More than 3 million copies of the 36-page report on acquired immune deficiency syndrome by Surgeon General C. Everett Koop have been requested by 17 House members in the past month, HHS officials said.

The Public Health Service had limited distribution of the booklet to 1,000 copies per congressional office, but that policy came under fire last month when Rep. Gerry E. Studds (D-Mass.) requested and received copies for all 268,000 households in his district.

Studds, an acknowledged homosexual and leading advocate of AIDS education on Capitol Hill, had urged his House colleagues to make similar requests, but Rep. Patricia Schroeder (D-Colo.) and several others who did were turned down.

Public Health officials had said filling the congressional orders would have been impossible because the department had not budgeted for such widespread distribution.

But in a policy reversal, Bowen wrote to all members of Congress late last week and promised that "more copies of the report can be made available for your use and we will provide them as expeditiously as possible."

"We had those {congressional} requests pending, and the secretary felt this was another way to get information and education to the public," Public Health Service spokesman James Brown said in explaining Bowen's decision.

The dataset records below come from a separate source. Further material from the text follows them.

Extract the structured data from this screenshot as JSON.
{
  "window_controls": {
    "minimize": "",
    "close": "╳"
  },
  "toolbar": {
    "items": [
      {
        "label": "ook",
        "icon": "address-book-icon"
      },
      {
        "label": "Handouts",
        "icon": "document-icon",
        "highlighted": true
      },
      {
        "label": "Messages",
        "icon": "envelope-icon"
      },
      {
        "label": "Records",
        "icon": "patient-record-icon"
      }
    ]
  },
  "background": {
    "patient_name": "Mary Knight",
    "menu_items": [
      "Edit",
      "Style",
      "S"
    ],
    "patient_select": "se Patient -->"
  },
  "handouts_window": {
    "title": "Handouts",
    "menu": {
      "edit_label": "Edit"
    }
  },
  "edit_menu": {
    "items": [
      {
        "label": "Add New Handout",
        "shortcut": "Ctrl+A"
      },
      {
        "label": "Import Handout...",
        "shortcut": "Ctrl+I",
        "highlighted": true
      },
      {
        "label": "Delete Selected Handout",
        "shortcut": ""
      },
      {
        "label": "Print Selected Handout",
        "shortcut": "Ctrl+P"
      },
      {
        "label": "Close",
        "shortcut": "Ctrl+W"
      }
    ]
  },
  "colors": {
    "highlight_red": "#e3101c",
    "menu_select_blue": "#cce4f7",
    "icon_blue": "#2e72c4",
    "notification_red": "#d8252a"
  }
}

The department had sent more than 700,000 copies of the booklet out to individuals and organizations requesting them, Brown said. The 1,000-copy limit is still in effect for non-congressional organizations and offices, he said.

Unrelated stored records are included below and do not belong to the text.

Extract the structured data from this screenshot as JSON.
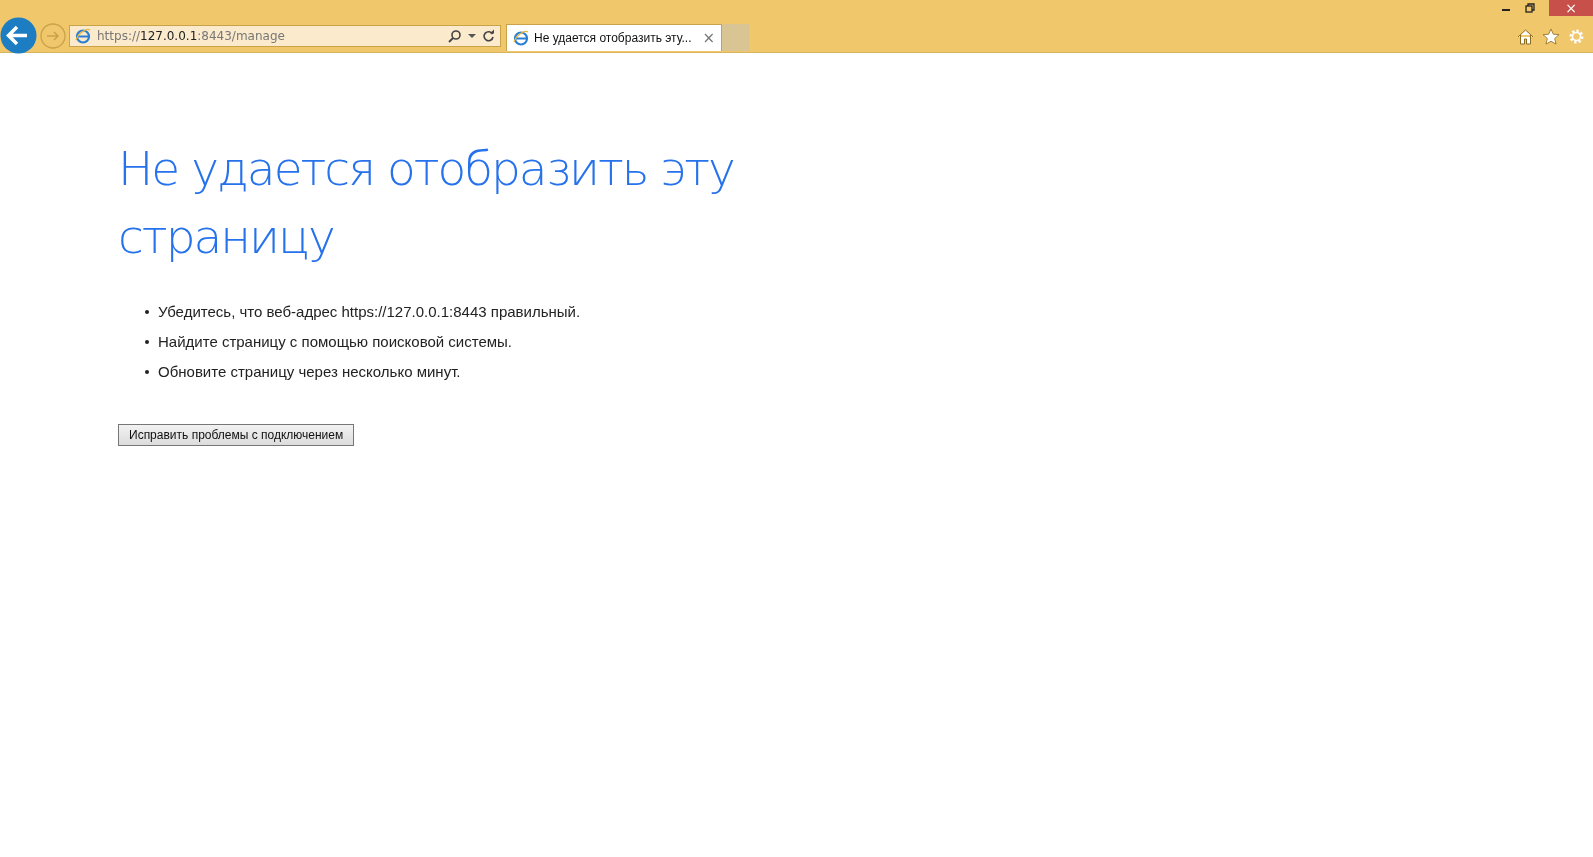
{
  "address_bar": {
    "scheme": "https://",
    "host": "127.0.0.1",
    "path": ":8443/manage"
  },
  "tabs": [
    {
      "label": "Не удается отобразить эту...",
      "selected": true,
      "close": "×"
    }
  ],
  "window_controls": {
    "close": "×"
  },
  "heading": "Не удается отобразить эту страницу",
  "suggestions": [
    "Убедитесь, что веб-адрес https://127.0.0.1:8443 правильный.",
    "Найдите страницу с помощью поисковой системы.",
    "Обновите страницу через несколько минут."
  ],
  "button": "Исправить проблемы с подключением"
}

Brown said he did not know specifically where the money to pay for the extra copies would come from, but added, "I'm sure that we'll be able to find the money." He said he did not know how much the extra copies would cost or when they would be ready.

Studds, in a telephone interview from Cape Cod, said he was pleased lawmakers could now get the booklet for all their constituents, but feared Bowen's decision was an attempt by the Reagan adminstration to avoid conducting a national mailing of AIDS education materials.

But Brown said Bowen's decision to lift the cap on the surgeon general's pamphlet had nothing to do with whether the administration will conduct a national mailing.

Public Health officials are contemplating a national mailing, but with a booklet that is smaller than the surgeon general's report, he said.